One typical Monday morning, I arrived at school early before most students filled the hallways, and I walked the familiar path to my history class. It was one of those portable buildings situated towards the back of the campus. I was confused to find yellow caution tape blocking the entrance that would lead to those buildings. To my dismay, I saw my classroom along with a couple of other rooms covered in debris, and the smell of burned wood was still in the air. Nothing was left, including my irreplaceable family photos. Word got around that arsonists snuck into campus during the weekend and, for reasons unknown, burned those classrooms to the ground. My teacher, who was single in her 20s, was so devastated that she decided not to return to the school. I don’t know if she ever taught again. How quickly we can lose our precious earthly possessions! Though there are now restoration services at our disposal, even treasured objects, like photographs, will still fade over time. What will last and stand up under the test of time?

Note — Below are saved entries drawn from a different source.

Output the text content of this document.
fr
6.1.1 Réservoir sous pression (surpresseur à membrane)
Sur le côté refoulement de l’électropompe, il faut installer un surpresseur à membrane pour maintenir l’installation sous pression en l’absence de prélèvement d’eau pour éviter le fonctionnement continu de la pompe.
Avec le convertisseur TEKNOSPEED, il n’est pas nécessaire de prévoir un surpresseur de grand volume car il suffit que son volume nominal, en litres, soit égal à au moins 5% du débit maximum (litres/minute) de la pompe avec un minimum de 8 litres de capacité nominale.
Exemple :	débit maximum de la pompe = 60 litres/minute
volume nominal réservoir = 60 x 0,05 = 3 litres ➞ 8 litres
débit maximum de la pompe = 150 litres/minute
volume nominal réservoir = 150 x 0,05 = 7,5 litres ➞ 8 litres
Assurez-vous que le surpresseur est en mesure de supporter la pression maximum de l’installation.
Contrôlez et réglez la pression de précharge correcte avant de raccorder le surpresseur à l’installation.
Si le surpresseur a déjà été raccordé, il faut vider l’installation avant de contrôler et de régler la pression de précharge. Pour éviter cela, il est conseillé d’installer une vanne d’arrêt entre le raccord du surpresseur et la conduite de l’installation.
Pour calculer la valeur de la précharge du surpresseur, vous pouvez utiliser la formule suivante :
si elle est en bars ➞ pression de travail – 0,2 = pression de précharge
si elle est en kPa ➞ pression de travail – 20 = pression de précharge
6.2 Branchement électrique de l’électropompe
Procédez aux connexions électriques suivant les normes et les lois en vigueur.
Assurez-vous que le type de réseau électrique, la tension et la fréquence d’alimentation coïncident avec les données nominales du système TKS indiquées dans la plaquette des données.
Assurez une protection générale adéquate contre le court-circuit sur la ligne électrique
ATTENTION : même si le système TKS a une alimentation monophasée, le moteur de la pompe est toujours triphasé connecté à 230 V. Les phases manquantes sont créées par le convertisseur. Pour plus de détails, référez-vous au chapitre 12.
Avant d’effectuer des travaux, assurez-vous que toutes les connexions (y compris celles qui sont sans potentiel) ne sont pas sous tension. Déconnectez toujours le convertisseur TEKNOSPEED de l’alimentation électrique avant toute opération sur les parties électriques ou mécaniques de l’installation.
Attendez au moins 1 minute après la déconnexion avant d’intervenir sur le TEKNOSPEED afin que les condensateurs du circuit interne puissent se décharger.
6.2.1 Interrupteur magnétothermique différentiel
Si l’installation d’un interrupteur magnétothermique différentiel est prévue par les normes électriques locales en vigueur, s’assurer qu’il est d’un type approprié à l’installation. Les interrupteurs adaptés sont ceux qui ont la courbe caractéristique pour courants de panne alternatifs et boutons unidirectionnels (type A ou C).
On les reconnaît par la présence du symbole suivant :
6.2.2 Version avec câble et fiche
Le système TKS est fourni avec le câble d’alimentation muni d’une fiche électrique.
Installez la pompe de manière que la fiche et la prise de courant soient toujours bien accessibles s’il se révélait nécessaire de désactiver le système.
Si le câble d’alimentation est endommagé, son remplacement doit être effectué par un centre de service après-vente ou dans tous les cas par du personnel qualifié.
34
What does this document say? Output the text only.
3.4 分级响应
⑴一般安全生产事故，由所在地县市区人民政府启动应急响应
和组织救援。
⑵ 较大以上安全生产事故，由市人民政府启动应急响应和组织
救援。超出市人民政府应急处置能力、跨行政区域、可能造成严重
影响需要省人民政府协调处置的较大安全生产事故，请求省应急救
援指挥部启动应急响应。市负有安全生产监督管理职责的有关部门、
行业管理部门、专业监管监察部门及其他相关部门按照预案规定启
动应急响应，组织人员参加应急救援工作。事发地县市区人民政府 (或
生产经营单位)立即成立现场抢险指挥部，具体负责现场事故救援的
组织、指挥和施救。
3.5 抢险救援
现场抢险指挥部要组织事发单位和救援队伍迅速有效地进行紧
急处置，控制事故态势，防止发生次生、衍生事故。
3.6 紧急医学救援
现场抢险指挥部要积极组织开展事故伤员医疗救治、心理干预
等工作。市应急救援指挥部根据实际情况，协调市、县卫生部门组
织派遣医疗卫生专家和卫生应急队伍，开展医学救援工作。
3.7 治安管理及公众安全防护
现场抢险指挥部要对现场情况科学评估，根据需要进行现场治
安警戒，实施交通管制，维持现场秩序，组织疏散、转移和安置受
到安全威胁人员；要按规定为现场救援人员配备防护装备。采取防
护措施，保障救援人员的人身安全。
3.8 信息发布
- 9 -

Jesus told us, “Do not lay up for yourselves treasures on earth, where moth and rust destroy and where thieves break in and steal, but lay up for yourselves treasures in heaven, where neither moth nor rust destroys and where thieves do not break in and steal. For where your treasure is, there your heart will be also.” (Matthew 6:19-21)
I began this journey on writing about heavenward thoughts out of a deliberate attempt to loosen my grip on things that are earthly and temporal. And, I’m not just referring to material possessions, though that is a part of it. There are things that I want in this life that are beginning to obstruct my view of the “Celestial City.” And I don’t mean evil things. One example is my children’s education; pretty soon, our nice little break will come to an end, and schooling will start again. Our decision to homeschool our son, Gabriel, was because we believed he would thrive better, receiving one-on-one instruction rather than being in a large classroom. But when educating my child at home became my hope for a better future for him, I knew I was in trouble. Of course, I would want him to overcome some of his challenges! Of course, I would want him to grow and succeed! Of course, I would love to see him living life more independently, perhaps going to college or getting a job or getting married and having a family or all of the above! Typical dreams of a mother for her children. But if this is the best that I want for my children, I come short of what’s really best for them. Where is my treasure? Where is my heart? Am I investing in an earthly treasure of a good education? Or am I seeking the eternal treasure of leading my little lambs and praying that they follow Jesus, the Good Shepherd?
What treasures are you laying up? It can be difficult to discern when those things are not, in and of themselves, bad. But perhaps, it would do us well to stop for a minute in our pursuit and consider: will we, one day, find the treasures of our hearts preserved in heaven for us?
Only one life, ’twill soon be past
Only what’s done for Christ will last.